E’ morto questa mattina, a Brescia, l’ex ct della Nazionale italiana di calcio Azeglio Vicini. L’allenatore che guidò l’Italia ai Mondiali del 1990 aveva 84 anni. Una carriera ricca di soddisfazioni quella di Vicini: nato a Cesena nel marzo del ’33, oltre a vestire i panni di allenatore, ha ricoperto anche il ruolo di tecnico federale dell’U21 e della Nazionale maggiore, ma soprattutto, è stato anche calciatore, indossando le maglie di Vicenza, Sampdoria e Brescia. La sua carriera da allenatore è iniziata nel 67-68 proprio a Brescia dove ha guidato le rondinelle per una sola stagione prima di entrare a far parte dello staff della Nazionale.

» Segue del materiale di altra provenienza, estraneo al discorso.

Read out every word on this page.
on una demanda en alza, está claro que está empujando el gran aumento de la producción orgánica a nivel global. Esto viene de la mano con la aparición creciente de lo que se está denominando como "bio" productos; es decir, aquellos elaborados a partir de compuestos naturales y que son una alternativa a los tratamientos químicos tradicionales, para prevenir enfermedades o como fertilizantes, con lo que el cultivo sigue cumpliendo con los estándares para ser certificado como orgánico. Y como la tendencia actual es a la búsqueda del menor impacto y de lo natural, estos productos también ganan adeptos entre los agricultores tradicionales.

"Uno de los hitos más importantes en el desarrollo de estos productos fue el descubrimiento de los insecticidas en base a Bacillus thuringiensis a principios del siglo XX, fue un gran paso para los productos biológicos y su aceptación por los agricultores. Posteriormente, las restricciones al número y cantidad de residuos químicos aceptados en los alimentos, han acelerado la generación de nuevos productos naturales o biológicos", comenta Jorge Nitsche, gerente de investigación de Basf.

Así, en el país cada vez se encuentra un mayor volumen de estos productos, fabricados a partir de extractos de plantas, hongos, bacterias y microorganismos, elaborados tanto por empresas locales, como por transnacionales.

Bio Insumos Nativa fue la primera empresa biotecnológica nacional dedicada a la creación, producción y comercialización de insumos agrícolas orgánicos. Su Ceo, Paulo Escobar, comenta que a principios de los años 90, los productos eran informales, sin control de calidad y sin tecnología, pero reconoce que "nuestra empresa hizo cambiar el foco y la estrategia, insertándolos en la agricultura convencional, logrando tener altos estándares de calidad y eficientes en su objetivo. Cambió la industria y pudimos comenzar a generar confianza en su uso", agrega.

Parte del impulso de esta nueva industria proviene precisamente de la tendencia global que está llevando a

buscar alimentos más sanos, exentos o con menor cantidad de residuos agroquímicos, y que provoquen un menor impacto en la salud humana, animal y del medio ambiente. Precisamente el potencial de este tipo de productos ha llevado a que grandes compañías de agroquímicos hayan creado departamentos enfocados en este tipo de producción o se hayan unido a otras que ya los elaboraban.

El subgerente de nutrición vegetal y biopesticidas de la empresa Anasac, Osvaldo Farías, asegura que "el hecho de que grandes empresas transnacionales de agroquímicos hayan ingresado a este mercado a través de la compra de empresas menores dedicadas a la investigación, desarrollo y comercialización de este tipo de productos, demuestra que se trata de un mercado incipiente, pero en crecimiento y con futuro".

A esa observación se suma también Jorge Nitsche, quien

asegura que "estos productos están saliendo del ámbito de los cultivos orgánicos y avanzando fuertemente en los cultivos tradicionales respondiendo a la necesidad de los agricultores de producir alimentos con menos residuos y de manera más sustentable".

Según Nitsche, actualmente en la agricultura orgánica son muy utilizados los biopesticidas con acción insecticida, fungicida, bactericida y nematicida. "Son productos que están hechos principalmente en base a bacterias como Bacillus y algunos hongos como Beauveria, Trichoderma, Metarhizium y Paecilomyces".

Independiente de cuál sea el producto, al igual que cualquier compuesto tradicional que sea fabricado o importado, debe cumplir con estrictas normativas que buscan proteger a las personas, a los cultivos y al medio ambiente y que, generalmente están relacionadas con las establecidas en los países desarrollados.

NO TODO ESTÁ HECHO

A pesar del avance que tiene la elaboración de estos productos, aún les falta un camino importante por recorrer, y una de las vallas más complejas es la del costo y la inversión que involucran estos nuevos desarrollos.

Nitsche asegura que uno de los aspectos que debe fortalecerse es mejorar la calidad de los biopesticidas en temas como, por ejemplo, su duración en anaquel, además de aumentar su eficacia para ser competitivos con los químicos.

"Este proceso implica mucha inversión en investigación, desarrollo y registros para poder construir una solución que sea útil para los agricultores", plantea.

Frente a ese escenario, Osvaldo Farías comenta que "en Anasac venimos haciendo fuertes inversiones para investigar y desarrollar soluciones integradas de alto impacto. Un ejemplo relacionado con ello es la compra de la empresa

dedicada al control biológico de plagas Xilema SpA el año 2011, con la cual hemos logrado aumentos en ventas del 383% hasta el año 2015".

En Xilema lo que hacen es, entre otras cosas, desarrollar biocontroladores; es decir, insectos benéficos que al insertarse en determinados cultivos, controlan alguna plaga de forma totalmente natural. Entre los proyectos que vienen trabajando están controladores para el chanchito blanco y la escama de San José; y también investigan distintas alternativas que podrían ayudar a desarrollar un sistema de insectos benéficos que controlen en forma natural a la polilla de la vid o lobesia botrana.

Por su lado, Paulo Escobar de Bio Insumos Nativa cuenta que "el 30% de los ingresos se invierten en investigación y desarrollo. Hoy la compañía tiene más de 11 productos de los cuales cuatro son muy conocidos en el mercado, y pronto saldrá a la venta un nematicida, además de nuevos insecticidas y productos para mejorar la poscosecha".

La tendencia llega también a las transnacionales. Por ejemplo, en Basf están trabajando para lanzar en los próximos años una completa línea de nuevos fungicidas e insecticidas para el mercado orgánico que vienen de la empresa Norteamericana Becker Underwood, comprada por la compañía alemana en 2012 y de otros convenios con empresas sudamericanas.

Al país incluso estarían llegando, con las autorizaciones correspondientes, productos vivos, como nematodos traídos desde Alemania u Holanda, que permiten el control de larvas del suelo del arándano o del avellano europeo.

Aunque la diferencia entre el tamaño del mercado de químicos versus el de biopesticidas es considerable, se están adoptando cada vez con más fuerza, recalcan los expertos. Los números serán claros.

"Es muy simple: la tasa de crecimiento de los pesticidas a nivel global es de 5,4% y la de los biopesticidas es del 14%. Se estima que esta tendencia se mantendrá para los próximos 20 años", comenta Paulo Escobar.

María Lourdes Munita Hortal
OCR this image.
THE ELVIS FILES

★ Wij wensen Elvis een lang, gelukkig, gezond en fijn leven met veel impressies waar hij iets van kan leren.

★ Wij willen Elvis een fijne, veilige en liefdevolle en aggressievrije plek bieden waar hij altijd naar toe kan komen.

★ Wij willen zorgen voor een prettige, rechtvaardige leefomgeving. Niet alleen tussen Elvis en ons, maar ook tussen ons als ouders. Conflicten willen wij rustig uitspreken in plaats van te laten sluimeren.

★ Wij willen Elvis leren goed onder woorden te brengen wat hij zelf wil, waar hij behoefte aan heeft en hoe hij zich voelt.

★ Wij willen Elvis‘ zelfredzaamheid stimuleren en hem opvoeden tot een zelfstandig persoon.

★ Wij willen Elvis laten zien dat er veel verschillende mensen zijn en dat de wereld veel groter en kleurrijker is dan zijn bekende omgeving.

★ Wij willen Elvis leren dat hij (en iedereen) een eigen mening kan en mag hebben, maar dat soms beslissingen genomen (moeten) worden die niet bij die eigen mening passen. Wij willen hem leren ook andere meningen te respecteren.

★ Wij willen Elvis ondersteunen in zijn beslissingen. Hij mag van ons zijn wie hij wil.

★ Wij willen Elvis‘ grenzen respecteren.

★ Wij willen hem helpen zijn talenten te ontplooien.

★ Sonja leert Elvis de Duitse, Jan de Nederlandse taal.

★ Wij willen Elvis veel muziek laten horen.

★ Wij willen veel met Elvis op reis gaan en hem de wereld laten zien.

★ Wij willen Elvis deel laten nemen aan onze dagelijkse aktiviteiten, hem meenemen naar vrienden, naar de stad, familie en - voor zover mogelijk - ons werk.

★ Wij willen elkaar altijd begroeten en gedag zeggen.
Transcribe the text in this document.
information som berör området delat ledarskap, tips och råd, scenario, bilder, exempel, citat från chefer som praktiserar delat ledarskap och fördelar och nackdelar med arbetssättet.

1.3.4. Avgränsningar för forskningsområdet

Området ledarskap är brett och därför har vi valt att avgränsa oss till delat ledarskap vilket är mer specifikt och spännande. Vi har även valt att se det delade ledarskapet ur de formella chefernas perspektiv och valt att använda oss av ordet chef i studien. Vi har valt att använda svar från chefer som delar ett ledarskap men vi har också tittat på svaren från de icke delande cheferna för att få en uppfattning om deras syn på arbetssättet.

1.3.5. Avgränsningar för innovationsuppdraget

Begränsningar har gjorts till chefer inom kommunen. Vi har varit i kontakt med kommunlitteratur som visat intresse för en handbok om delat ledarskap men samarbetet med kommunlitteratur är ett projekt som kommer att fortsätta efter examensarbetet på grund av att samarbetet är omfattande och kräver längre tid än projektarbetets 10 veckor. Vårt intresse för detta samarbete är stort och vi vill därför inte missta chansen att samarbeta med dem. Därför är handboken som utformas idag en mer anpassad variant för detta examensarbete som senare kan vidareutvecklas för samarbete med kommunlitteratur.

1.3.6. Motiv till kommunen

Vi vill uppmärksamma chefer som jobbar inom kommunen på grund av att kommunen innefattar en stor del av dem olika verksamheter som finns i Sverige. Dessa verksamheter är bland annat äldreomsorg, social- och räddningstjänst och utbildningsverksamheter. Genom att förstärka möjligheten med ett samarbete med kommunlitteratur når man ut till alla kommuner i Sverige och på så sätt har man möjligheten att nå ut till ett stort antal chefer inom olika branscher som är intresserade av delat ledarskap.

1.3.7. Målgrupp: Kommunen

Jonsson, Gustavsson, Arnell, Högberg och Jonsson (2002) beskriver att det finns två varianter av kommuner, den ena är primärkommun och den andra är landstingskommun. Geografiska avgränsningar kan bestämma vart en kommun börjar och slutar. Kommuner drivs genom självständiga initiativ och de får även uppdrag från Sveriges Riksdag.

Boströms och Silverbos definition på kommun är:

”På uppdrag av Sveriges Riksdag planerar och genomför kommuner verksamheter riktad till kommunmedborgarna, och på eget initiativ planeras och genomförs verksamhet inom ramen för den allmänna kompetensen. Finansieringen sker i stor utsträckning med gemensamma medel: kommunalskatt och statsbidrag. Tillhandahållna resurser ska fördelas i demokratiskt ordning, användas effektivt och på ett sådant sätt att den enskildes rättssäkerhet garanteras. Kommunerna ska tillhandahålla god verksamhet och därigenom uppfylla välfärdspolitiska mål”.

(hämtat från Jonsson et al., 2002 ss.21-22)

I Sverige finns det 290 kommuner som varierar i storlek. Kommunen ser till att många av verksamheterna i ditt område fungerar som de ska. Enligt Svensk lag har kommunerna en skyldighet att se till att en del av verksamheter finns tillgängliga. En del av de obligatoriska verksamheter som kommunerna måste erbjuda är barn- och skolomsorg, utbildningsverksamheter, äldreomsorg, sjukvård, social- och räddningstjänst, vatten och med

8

Dopo una splendida ‘gavetta’ in Under 23 e Under 21, dopo l’addio di Bearzot alla Nazionale maggiore, nell’82, gli viene affidato il comando degli azzurri con i quali ha fatto il suo debutto al Dall’Ara, nel 1986, in un’amichevole contro la Grecia, vinta 2-0. Nell’88 è riuscito a portare in semifinale Europea la Nazionale azzurra, ma è col bronzo mondiale di Italia ’90 che ha fatto il suo vero exploit. L’Italia, grazie anche all’intuizione di Vicini di chiamare in squadra Totò Schillaci, è stata protagonista dei Mondiali del 1990 giocati proprio nella nostra terra, salendo sul podio con un ottimo bronzo grazie alla vittoria contro l’Inghilterra a Bari. La sua avventura da ct azzurro è finita nell’ottobre del 1991: successivamente è ‘apparso’ nelle panchine di Cesena e Udinese per poi vestire i panni di Presidente dell’Associazione Italiana Allenatori Calcio e del Settore tecnico della Figc.